Percentage based training dictates intensity based on some form of concentric failure test. Most commonly, they are based around a 1 rep max test. The athlete attempts to lift as much weight as possible for one repetition. We are then able to work at submaximal loads based around this test. With each submaximal load, there is an associated rep scheme that gives the athlete an idea of how many repetitions they should be able to complete. The more reps you can do, the further you are from your potential 1 rep max.

Some would consider volume and intensity the most important factors when prescribing a training protocol. What can affect the completion of the prescribed training is the fatigue level of the athlete. Velocity based training essentially accounts for rep to rep changes in the athlete’s preparedness level by measuring each rep’s speed. For example, if an athlete is attempting to move a load at .8 m/s, and the first set they are able to do this. As the session proceeds, their ability to move at .8 m/s is hindered by fatigue, and they are no longer able to move the same load at that velocity. In order to maintain a bar speed of .8 m/s, we must decrease the load. This can be time consuming, and other variables just as rest, and weight room flow can be effected. If you are prescribing loads based on percentages, you are neglecting the athlete’s current readiness level. So, what may be 80% today, may be 82% tomorrow. While this may seem like a minor detail, but neglecting this few pounds over an extended period time could result in over training.

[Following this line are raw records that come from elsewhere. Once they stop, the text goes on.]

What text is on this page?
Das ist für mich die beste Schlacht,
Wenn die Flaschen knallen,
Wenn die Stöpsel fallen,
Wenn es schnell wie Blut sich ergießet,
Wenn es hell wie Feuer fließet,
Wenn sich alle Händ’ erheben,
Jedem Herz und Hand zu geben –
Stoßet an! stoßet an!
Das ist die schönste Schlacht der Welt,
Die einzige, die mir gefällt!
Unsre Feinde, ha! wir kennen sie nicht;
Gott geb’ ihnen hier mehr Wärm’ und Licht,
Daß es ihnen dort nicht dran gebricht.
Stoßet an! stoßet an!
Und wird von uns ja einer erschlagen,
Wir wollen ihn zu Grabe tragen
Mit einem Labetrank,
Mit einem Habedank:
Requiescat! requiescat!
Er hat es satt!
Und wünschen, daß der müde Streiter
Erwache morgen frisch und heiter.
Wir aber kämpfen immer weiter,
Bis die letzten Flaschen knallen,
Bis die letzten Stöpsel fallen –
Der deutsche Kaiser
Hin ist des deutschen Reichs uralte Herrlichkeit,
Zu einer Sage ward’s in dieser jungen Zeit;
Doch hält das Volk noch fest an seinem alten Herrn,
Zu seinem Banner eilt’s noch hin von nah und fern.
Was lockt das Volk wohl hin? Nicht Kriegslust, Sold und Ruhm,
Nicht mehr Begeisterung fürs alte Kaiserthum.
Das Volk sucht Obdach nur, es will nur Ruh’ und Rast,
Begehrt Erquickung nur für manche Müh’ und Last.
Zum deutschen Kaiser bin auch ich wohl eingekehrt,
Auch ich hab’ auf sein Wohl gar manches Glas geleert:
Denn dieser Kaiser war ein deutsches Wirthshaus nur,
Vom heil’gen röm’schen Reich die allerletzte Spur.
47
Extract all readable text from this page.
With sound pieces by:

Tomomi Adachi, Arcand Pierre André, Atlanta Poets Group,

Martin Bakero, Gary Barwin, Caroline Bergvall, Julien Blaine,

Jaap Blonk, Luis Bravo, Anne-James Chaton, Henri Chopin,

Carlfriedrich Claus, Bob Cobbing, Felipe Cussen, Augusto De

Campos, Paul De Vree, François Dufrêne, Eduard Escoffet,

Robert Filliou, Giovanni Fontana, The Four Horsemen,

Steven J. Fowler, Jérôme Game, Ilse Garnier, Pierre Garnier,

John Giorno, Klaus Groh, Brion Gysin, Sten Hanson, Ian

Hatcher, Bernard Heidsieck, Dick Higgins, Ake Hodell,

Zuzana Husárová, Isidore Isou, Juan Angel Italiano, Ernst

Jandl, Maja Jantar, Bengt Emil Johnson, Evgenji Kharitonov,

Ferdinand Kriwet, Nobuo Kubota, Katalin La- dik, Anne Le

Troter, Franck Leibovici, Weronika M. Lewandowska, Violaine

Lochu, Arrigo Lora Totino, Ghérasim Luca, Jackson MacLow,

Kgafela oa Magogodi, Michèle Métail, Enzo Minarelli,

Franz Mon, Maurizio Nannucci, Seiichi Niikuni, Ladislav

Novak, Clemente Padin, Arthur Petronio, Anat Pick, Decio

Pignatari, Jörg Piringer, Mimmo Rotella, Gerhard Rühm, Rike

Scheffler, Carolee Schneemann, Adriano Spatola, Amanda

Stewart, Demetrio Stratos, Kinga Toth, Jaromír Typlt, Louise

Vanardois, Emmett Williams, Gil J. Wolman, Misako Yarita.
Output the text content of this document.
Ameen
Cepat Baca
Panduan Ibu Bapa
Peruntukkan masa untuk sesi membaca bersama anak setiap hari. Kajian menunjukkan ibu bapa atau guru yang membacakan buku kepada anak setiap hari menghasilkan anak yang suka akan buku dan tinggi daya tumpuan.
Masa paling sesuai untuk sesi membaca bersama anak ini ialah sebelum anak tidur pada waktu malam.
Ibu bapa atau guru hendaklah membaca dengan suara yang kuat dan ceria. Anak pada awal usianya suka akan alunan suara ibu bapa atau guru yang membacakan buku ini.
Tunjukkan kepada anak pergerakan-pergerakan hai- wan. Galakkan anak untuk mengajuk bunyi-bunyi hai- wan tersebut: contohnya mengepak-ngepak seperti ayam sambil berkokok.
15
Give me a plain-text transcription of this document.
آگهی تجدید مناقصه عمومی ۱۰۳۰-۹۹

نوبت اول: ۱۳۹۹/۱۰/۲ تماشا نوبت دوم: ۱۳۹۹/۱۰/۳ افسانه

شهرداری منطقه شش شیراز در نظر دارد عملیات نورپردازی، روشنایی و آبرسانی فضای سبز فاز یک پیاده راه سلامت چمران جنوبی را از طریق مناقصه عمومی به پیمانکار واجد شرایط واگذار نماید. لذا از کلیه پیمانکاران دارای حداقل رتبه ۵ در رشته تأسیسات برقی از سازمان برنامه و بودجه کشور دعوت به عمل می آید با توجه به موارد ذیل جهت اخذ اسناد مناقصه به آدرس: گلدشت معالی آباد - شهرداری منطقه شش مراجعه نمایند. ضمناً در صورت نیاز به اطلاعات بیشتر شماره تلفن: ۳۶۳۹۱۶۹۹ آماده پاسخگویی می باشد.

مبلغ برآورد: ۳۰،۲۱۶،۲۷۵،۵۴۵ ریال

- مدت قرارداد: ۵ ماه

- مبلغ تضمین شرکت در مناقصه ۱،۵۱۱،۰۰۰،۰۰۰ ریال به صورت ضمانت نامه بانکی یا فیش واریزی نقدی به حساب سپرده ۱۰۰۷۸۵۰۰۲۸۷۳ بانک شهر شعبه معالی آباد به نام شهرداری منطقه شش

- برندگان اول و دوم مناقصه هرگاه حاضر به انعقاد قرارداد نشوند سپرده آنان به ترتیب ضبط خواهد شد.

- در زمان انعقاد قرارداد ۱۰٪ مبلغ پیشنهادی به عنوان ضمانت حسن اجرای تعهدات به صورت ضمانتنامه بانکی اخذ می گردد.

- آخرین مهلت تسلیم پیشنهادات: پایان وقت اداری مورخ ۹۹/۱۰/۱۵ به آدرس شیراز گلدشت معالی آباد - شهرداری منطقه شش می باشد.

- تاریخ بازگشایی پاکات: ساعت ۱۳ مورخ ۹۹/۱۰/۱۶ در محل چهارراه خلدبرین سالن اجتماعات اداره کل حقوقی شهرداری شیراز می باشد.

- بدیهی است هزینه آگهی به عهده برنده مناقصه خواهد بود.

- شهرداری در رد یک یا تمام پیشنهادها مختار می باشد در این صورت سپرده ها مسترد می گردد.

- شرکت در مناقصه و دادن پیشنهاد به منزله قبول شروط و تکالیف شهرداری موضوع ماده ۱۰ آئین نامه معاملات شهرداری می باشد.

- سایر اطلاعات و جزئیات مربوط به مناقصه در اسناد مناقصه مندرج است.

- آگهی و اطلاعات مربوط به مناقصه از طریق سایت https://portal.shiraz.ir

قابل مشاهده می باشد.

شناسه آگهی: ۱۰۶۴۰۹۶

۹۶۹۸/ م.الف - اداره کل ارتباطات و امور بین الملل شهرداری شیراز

Velocity based training has shown to better enhance training outcomes such as max strength, and power. This is accomplished by recieving immediate feedback on rep performance. With this feedback mechanism we are able to more accurately prescribe loads for athletes to accomplish training outcomes while decreasing the possibility of over training. However, there is no one solution, or best answer when it comes to training. Velocity based training is great, and performance has been shown to increase when prescribed accurately, but let’s not take away from the credibility of percentage based training. This method of load prescription has been around for a long time, it is heavily researched, and is still extremely prevalent in today’s weight rooms. More so, if an athlete lacks the understanding of maximal intent, velocity based training will be compromised. Without max intent, bar speed numbers are unreliable, and the training outcome will be negatively effected.